Dundas Back to the Roots
Born in Norway, Peter Dundas founded his eponymous brand on 2017. After his studies at Parsons School of Design, he became the assistant to Jean Paul Gaultier in 1992, where he stayed for 8 years. When he moved to Christian Lacroix, he developed his sense of colours and patterns. Three important roles followed: chief designer at Roberto Cavalli, creative director at Emanuel Ungaro, and artistic director at Emilio Pucci in 2008. In March 2015, he returned to the house of Roberto Cavalli as creative director before finally opting to launch his namesake label two years later.
How would you describe your evolution as a designer/brand?
Creating the Dundas brand allowed me to develop my craft in a unique and sometimes intense way. I think my design has evolved — both in connecting even closer to my girls and in how I have matured as a designer. I am also proud of what my partner Evangelo and I have achieved with Dundas. Some of the biggest highlights of my career have taken place during these short years — such as two Super Bowl halftime performances, multiple Grammy moments and a permanent exhibition in Norway’s National Museum.
Why is it important that fashion is always evolving, that it never stays the same?
I think fashion is quite simply a sign of the times and should evolve reflecting popular culture, social awareness and, of course, technical advancements.
What moment, design or collection marked a turning point for you?
I think my design process changed after I liberated myself from feeling I needed to do anything other than making the clothes I felt passionate about and that people felt great wearing. To the outside world, that happened sometime during my Pucci years; but this emancipation started sometime before.
What would you like us to know about this collection?
I would love people to know that it is deeply personal, as I went back to my roots. It was made to celebrate some of the women who have been part of my life and who wear my clothes.
How intentional are you about evolving creatively — how do you think about this when beginning a new collection?
I try and follow my instinct, that little voice inside of me as much as I can. It’s what works best. I am lucky as many of my muses are girls whose life I partake in. It allows me to constantly regenerate as a designer in tune with my clients.
Where are the most significant changes in fashion today?

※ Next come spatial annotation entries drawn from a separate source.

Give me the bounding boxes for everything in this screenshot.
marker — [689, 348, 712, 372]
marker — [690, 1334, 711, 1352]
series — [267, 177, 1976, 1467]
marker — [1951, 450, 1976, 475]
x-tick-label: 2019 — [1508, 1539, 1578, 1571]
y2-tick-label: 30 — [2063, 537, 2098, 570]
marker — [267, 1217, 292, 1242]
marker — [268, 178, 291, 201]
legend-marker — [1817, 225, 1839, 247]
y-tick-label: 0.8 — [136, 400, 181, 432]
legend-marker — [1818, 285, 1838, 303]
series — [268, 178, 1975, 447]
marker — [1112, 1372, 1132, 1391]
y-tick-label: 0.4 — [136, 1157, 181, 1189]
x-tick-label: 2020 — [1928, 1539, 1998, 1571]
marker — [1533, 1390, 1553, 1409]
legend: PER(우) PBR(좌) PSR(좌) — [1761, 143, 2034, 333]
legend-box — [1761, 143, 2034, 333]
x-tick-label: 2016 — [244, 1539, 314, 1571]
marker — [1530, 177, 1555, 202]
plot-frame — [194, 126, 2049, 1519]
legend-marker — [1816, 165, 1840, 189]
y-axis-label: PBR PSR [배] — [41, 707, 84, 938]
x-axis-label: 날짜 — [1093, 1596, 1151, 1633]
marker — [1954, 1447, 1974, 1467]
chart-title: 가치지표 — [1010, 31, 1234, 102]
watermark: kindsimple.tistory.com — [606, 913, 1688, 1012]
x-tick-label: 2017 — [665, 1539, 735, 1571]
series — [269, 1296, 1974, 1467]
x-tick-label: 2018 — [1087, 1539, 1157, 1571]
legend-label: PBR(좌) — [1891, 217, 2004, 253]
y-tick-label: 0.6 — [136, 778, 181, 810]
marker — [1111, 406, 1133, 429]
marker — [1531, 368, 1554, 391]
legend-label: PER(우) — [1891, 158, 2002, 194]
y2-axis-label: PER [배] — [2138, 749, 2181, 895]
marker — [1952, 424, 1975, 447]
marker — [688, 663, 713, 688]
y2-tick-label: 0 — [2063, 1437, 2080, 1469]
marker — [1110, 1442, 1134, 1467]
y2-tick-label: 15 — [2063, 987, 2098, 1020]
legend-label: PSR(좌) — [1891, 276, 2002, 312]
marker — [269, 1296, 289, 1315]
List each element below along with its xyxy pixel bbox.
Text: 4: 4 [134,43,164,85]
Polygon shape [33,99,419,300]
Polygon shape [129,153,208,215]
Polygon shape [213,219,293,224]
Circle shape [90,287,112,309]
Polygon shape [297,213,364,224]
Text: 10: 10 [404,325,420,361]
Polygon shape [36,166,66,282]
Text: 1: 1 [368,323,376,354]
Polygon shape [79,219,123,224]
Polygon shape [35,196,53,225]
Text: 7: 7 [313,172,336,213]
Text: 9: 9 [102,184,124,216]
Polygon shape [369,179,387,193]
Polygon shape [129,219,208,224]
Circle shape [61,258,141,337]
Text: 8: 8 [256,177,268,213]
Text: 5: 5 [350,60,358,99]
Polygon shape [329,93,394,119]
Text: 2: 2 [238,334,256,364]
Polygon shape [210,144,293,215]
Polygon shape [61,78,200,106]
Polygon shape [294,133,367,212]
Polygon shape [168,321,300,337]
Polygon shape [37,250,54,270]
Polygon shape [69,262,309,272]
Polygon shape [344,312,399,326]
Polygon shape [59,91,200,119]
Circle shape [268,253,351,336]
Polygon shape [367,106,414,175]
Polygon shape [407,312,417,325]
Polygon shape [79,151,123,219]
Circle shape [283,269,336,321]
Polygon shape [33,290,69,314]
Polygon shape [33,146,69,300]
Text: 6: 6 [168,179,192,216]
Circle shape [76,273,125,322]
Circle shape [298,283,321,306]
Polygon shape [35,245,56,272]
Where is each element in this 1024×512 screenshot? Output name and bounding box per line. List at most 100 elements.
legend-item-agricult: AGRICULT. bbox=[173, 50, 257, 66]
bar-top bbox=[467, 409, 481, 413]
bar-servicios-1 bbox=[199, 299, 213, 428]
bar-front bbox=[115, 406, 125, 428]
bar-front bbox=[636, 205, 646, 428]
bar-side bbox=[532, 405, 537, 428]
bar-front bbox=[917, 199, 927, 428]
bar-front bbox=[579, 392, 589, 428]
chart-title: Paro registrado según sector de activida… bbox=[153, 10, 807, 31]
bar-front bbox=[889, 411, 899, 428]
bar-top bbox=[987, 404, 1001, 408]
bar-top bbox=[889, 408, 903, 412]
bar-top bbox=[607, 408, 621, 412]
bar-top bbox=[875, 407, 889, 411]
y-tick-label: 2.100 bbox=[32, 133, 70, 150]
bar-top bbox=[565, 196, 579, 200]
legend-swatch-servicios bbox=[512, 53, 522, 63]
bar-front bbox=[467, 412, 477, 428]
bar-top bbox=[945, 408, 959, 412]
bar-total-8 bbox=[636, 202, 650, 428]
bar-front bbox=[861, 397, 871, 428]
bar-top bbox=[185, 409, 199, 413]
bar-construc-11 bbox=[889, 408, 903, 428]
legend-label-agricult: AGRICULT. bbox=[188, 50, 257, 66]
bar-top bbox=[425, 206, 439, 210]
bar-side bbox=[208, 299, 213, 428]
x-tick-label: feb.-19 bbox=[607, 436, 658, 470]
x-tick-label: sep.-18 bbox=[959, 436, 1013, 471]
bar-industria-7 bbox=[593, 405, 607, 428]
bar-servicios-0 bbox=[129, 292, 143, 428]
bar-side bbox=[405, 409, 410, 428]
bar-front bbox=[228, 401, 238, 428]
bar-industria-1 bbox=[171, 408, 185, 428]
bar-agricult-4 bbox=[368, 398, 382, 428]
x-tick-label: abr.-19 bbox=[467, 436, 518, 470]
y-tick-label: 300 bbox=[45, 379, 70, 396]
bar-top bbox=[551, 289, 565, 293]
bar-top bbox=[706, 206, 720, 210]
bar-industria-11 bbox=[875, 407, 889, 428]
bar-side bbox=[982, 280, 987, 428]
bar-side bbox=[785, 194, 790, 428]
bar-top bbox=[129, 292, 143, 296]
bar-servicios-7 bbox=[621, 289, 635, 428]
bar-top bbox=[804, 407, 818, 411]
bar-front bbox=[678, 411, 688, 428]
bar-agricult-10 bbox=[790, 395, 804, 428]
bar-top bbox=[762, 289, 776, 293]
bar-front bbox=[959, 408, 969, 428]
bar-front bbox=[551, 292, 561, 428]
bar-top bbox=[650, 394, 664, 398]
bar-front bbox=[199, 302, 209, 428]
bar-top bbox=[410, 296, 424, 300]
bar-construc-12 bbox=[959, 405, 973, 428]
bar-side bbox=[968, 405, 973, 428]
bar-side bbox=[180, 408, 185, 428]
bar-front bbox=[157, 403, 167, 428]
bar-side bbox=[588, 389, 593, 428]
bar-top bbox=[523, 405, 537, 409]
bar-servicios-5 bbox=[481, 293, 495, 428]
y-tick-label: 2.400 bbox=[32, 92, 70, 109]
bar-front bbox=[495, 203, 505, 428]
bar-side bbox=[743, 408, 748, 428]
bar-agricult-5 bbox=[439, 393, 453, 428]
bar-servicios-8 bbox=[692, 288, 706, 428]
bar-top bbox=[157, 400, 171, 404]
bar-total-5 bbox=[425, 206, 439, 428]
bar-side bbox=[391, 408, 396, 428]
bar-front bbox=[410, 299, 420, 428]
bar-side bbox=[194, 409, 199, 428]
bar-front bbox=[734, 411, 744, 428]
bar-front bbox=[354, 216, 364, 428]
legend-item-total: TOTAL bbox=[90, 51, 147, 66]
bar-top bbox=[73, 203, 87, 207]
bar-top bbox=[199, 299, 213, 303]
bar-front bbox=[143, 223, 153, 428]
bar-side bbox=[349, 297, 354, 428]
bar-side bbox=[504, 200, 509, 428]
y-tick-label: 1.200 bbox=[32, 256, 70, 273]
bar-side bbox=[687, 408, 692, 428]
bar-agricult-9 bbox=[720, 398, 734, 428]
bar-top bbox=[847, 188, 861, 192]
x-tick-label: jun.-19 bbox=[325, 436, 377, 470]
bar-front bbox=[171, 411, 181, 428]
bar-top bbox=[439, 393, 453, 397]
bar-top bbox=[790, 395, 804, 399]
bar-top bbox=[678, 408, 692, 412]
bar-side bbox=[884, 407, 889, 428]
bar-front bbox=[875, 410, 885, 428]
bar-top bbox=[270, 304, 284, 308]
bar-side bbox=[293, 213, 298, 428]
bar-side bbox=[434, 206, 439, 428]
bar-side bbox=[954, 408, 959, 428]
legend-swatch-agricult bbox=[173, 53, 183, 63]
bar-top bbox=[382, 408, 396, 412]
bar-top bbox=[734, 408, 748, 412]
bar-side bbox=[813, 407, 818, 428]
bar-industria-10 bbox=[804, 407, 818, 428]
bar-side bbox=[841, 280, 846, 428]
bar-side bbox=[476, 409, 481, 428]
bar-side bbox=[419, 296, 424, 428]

The most notable change in fashion today is obviously the industry striving to become more sustainable. I think we are all still making baby steps but I am glad it has started.
How well do you think fashion is embracing various societal shifts: gender, inclusion, diversity, environmental engagement?
Fashion has always been about societal shifts, always about gender inclusion and diversity and celebrating what was different. Today it has become mainstream, and I am glad about this.
The fashion audience is ever-evolving. How important is it for you to connect with Generation Z (and how are you doing this)?
Creating a connection with Gen-Z is important as with any generation, but especially because they are ultimately our future. I think what is different for Dundas with Gen Z is incorporating technology, social media and obviously a raised awareness of environmental issues. Our participation in the metaverse fashion week resonated particularly with this demographic.
Evolution and improvement are related. What is one essential improvement the industry could be making?
I think we can all get better at creating more sustainable collections as well as generating less waste. I would also love to see a more general celebration of being different. Vive la difference!
Are you using any technologies that contribute to the evolution of your collections?
Absolutely Dundas launched our first NFT’s at the Super Bowl and we were one of the first brands to participate in the Metaverse Fashion Week.
It’s 2025, how might you have evolved?
Apart from developing new categories or launching Dundas beauty, which is happening this year I am looking forward to connecting further with our client base through technology. It is something I really wanted to do as a standalone brand as I feel the possibilities are endless!
Evolution is gradual; revolution is radical. Is fashion still capable of revolution?
I am sure fashion is capable of revolution, but I think technology will be a great part of any radical change — whether it is about the actual clothing or about the retail experience.
This interview has been lightly edited for clarity.